Even in the best-kept and most estimable of Horsingdon’s boneyards, you are likely to encounter some unkempt, rewilded corner where a few graves lie overgrown and untended. Curiously, with a small number of these plots one may discover that, on closer inspection, their cracked and crooked headstones have surfaces worn clean, such that they possess no inscription or other visible signifier as to the precise identity of whose resting place they designate. Curiouser still is the fact that such erasures are not the always the product of time and the elements: for some of these gravestones, it is clear that the names of the departed have been intentionally effaced.
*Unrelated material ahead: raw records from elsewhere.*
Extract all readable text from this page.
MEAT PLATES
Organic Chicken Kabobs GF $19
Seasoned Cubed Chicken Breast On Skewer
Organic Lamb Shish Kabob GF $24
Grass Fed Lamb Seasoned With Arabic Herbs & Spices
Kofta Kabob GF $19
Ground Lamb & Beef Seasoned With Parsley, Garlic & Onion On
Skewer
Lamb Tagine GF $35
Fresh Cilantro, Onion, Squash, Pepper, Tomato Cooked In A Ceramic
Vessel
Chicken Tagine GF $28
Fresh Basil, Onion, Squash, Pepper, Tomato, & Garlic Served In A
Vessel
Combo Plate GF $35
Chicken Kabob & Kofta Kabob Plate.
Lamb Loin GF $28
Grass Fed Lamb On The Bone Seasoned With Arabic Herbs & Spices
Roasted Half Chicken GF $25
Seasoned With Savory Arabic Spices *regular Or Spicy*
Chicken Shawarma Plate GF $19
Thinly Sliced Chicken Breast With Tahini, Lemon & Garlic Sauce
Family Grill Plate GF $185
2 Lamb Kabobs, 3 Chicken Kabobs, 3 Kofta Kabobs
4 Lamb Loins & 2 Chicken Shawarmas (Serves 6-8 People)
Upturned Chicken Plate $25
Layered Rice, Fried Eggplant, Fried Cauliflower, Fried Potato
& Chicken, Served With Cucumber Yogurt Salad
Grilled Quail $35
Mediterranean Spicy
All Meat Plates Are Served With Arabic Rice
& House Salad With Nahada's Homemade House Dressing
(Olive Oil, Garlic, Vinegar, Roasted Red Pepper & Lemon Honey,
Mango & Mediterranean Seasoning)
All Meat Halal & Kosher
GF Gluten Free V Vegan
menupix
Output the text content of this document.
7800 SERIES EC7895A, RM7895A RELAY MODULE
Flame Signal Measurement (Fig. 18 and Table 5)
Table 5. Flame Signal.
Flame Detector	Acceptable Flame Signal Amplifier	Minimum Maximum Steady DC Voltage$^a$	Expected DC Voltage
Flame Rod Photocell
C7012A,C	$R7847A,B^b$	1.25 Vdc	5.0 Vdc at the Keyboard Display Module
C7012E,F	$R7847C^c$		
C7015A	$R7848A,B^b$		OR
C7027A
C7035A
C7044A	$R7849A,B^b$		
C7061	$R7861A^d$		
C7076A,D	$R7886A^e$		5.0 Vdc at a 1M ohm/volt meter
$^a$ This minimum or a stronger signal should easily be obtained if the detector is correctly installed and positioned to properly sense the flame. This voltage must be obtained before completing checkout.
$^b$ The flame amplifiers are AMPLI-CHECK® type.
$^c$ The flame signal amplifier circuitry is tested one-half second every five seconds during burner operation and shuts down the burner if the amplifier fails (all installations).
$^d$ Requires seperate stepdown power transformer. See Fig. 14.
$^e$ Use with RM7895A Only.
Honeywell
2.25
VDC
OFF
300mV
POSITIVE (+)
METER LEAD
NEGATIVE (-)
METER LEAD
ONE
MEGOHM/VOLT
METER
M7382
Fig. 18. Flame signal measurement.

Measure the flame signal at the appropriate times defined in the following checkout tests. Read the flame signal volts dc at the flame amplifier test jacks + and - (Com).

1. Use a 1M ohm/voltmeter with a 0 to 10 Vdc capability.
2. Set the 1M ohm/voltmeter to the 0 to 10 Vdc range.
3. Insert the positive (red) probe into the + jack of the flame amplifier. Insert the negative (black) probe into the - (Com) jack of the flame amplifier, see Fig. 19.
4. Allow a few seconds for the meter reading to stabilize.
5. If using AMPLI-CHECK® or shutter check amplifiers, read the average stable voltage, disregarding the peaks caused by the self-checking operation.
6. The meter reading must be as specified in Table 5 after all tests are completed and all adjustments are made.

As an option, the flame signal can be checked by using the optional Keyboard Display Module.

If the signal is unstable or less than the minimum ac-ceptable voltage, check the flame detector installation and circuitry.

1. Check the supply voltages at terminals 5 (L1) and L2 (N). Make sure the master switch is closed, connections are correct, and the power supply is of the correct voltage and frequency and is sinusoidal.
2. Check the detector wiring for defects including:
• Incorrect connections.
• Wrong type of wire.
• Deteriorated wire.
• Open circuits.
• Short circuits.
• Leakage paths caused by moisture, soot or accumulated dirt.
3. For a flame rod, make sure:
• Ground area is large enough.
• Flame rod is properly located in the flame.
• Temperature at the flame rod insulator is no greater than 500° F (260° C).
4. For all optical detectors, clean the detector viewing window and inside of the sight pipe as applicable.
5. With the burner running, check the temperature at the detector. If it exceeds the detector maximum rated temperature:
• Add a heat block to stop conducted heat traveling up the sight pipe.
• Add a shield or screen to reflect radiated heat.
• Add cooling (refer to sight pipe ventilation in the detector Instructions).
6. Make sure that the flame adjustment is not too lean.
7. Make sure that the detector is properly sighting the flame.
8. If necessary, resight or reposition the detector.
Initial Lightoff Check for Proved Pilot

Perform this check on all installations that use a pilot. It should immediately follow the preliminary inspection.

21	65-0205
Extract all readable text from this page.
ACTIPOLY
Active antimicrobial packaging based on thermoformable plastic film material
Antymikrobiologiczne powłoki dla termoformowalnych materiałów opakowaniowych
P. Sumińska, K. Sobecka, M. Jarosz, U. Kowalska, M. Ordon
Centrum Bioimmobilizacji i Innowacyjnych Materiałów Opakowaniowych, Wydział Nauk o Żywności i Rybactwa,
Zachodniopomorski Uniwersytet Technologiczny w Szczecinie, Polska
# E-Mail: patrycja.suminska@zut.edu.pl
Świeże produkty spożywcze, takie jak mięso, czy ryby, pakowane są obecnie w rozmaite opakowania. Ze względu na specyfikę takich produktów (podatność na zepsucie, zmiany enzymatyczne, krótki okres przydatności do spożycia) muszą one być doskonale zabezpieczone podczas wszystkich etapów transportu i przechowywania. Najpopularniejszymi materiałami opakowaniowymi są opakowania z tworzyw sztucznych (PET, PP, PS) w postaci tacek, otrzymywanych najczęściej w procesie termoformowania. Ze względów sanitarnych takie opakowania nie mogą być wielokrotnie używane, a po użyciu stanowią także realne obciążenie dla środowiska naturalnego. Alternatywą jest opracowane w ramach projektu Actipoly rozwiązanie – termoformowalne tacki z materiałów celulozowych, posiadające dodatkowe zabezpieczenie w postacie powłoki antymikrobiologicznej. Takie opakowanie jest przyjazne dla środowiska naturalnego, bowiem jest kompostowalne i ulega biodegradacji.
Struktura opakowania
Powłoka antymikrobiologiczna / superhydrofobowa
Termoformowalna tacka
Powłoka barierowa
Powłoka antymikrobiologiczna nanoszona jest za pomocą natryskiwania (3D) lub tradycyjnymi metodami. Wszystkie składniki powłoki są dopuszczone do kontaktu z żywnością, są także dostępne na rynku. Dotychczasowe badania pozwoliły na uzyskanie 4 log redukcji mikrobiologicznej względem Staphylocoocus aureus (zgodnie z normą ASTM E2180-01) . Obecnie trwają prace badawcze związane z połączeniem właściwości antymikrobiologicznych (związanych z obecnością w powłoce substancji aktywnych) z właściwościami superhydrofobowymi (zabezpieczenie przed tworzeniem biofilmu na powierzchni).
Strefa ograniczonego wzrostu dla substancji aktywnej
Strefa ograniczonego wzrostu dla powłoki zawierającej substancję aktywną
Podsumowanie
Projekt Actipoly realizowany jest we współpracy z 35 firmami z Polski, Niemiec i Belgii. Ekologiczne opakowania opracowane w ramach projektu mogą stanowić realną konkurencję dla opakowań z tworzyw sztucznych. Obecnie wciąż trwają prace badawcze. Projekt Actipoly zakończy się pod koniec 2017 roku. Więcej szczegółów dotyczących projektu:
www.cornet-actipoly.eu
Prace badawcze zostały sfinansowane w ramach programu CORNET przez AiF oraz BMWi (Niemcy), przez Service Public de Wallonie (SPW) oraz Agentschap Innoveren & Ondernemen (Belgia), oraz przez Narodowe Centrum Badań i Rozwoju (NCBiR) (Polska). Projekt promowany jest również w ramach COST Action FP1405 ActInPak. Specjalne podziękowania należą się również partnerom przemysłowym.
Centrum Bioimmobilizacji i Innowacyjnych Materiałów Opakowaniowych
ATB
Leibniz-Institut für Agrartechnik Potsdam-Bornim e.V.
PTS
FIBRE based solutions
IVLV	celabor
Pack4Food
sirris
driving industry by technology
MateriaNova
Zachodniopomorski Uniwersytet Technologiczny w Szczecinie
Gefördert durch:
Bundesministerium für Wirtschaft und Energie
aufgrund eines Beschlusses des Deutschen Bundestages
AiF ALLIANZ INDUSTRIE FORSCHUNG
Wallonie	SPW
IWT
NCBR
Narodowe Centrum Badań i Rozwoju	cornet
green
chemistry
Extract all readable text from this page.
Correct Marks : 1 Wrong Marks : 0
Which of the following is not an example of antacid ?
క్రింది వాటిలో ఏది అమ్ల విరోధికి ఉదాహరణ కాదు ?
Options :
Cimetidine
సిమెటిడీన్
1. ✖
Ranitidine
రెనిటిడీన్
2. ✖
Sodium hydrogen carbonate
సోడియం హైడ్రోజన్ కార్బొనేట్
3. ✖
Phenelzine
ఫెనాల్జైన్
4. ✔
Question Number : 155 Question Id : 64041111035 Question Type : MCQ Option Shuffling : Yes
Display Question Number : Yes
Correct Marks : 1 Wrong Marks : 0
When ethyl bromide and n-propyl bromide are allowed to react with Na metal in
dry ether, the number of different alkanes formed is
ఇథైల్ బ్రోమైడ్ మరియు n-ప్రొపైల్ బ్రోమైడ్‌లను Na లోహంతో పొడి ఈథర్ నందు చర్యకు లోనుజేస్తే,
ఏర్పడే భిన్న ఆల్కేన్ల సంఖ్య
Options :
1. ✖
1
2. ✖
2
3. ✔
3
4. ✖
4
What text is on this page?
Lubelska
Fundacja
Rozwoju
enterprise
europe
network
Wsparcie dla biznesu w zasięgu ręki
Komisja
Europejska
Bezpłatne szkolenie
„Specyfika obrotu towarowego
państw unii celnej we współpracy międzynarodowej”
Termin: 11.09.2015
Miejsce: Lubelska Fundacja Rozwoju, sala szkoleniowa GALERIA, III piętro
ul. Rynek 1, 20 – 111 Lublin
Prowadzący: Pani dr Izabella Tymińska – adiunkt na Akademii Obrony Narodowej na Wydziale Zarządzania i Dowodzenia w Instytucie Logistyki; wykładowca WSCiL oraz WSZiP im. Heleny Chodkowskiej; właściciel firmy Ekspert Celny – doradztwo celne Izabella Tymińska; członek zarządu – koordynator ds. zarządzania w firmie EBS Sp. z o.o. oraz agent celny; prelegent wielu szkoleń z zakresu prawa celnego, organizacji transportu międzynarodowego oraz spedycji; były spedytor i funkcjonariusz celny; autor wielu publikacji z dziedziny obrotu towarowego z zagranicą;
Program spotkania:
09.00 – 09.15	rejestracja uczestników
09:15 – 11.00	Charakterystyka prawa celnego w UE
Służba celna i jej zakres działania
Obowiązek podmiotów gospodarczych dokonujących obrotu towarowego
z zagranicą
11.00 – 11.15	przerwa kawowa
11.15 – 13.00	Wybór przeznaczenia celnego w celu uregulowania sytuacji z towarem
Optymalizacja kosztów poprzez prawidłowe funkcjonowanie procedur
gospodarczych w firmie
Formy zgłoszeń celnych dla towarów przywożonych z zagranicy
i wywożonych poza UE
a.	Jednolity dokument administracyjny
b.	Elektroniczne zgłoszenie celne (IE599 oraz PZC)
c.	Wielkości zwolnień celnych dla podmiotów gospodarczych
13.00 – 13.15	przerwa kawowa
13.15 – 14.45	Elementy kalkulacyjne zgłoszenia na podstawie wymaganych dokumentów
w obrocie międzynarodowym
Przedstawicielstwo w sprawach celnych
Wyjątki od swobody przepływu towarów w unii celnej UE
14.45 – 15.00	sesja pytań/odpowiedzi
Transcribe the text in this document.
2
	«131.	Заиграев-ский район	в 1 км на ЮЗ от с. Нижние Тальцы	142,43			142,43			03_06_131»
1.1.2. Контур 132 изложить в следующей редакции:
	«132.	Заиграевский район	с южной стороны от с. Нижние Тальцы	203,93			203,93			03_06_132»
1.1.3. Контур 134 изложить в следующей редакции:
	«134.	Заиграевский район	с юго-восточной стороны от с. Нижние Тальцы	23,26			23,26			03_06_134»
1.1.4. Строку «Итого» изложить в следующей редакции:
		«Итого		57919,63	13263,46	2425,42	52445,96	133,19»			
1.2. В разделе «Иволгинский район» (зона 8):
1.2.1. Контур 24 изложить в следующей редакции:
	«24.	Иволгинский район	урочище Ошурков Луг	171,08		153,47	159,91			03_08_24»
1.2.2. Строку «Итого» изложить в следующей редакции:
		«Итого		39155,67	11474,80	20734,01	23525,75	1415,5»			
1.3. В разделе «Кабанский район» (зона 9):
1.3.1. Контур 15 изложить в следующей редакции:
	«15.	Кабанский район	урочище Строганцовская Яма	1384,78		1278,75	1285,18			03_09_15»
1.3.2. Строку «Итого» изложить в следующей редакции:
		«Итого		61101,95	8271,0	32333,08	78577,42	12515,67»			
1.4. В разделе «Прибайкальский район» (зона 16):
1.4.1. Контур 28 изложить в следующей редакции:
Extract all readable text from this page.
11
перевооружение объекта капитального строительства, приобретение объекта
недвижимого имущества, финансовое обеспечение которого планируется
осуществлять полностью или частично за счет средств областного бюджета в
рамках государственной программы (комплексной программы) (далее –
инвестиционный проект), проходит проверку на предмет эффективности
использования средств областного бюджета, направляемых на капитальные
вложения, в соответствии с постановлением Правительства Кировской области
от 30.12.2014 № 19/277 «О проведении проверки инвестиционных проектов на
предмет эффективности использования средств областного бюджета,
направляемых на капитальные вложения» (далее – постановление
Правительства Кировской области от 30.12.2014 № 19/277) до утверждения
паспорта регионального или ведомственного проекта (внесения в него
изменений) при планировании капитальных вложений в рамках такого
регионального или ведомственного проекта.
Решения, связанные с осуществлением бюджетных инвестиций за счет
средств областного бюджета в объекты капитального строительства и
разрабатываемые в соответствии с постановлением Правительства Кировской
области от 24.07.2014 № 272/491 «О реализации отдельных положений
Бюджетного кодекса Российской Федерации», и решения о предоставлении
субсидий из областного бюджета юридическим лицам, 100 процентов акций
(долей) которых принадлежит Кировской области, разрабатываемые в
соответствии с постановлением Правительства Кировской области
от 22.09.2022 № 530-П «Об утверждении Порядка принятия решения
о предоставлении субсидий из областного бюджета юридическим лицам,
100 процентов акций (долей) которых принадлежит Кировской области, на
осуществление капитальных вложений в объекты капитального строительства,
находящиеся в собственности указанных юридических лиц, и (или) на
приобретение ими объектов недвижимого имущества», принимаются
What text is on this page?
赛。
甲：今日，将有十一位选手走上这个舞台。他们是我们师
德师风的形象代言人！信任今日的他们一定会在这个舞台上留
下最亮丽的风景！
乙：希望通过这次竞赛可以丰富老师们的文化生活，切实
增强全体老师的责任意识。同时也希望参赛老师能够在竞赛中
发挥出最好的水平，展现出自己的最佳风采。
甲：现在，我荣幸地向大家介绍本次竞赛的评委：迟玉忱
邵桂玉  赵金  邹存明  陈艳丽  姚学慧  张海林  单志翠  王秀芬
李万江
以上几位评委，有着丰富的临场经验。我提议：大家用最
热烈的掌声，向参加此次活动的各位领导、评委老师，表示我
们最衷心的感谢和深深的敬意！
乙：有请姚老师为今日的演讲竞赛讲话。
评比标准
Were one to investigate further, it is likely that one would discover in the parish records a remarkable fact: that these blank gravestones typically mark the resting place of a deceased member of the Boreham family - or of one who, in life, was closely associated with that strange and sorcerous lineage. However, if such excisions represent an attempt to erase from the history and collective memory of the region the lingering influence of ancient sorceries, it would seem that have yet to prove efficacious. 

Local conjurors and cunning folk have often favoured the use of grave dirt gathered from these seemingly-anonymous but ill-regarded plots in their ritual observances, sabbatical liturgies, and herbal ministrations. Thus, by means of the dirt of the dead, the primordial magicks and and folk mythographies deeply-rooted within the district’s loam are themselves given dispensation to rise again from their ancient barrows to haunt the present.

Sunday, January 01, 2023

Spectral Static: The Horsingdon Transmissions 2023, No.1: The Whispering Dead

  


An abandoned transmitter array overlooks a graveyard located in a lonely corner of Marsh End in the semi-rural district of Trentford. Constructed as part of a secretive Ministry project in the early 1960s, the array was decommissioned towards the end of the Cold War; however, it is rumoured amongst some of the older residents of Marsh End that the array remains operational: that if one tunes a radio to a certain frequency, one may discern the trace of faint, spectral voices; that if one listens carefully, those voices will disclose in whispered, awestruck tones hints of the vast, unspeakable things and forbidden secrets which await revelation in those nameless spaces which lie beyond the threshold of the grave.